Nous nous opposerons à tout projet d’une 6e année de formation pour une catégorie discriminée de psychologues. D’une part celle-ci n’apportera rien à la formation car elle se fera sans moyens supplémentaires : elle correspondra en fait à un M3, un Master étalé sur 3 années. Et d’autre part elle ouvrira la porte à une inféodation de la formation à la médecine, comme l’appelle de ses vœux M. Bellivier. Une véritable revalorisation de la profession ne peut passer que par la mise en place d’un Doctorat professionnel, comme le souhaite une majorité d’organisations de psychologues. Un Doctorat pour tous les psychologues, de toutes les spécialités, qui redonnera au diplôme le niveau de 3e cycle qu’il a perdu, et assurera pour chaque étudiant une expérience longue en institution, notamment en psychiatrie pour celles et ceux qui se destinent au travail de soin psychique (tout en étant rétribué par un vrai salaire et non par une « gratification » misérable).

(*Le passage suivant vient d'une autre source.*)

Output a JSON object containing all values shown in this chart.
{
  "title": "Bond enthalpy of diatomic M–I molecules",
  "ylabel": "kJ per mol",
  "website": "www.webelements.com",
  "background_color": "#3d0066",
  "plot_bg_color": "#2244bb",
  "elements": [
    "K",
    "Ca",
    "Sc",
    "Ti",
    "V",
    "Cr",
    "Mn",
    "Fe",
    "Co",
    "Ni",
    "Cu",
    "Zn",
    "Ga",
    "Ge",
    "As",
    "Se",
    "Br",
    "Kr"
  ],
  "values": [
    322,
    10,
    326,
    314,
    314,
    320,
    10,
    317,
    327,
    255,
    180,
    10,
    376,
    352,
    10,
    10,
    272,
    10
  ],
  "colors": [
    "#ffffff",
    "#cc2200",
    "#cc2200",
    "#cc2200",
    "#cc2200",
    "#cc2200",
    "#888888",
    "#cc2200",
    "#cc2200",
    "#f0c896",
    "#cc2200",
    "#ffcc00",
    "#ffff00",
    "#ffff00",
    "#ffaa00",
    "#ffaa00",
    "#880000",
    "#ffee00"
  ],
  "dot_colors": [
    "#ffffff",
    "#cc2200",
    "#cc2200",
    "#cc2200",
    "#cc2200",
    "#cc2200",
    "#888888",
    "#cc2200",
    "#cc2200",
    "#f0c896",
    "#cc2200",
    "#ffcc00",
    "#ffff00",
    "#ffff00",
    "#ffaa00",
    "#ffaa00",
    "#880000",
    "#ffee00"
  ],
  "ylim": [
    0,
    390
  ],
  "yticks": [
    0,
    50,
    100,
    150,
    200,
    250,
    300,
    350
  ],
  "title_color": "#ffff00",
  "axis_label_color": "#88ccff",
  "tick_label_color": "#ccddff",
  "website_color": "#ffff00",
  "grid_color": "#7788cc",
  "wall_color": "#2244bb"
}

Nous continuons d’appeler au boycott du dispositif MonSoutienPsy, et demandons le redéploiement des moyens dans le service public. Le financement alloué à ce dispositif permettrait en effet de créer plusieurs milliers de postes de psychologues là où les consultations gratuites pour les citoyens existent déjà, et où le manque de moyens est cruel : les CMP (Centres médico-psychologiques), mais aussi les institutions du médico-social, les universités (où exercent seulement 1 psychologues pour 15000 ou 30000 étudiants, selon les sources, alors qu’il en faudrait 1 pour 1500), les écoles, etc.

Nous refuserons avec autant de détermination la deuxième étape annoncée publiquement aujourd’hui, mais préparée de longue date.

Plutôt qu’augmenter le nombre de postes de psychologues dans le service public, comme dans le secteur privé qui participe aux missions de santé publique, M. Bellivier soutient l’État dans le choix de poursuivre leur asphyxie en instrumentalisant les psychologues libéraux et en externalisant les soins vers des dispositifs ubérisés et low cost.

Les consultations et les psychothérapies gratuites pour les citoyens, sans aucune discrimination (ni d’âge ni de type de souffrance psychique), existent déjà. Elles sont assurées par des psychologues du service public et du secteur privé participant aux missions de santé publique, qui travaillent au sein d’équipes compétentes, dans les CMP et autres lieux d’accueil de la souffrance psychique. Et il serait bien plus pertinent que M. Bellivier se soucie de la création de postes dans ces structures plutôt que d’imaginer des projets visant à dépenser l’argent public dans des dispositifs gadget.

Le projet de M. Bellivier est contraire aux principes et à l’éthique de nos pratiques. Il répond à une méconnaissance et une disqualification de la profession. Nous appelons l’ensemble des psychologues de toute spécialité et de toute orientation, mais aussi l’ensemble des universitaires et des étudiants, à s’y opposer fermement.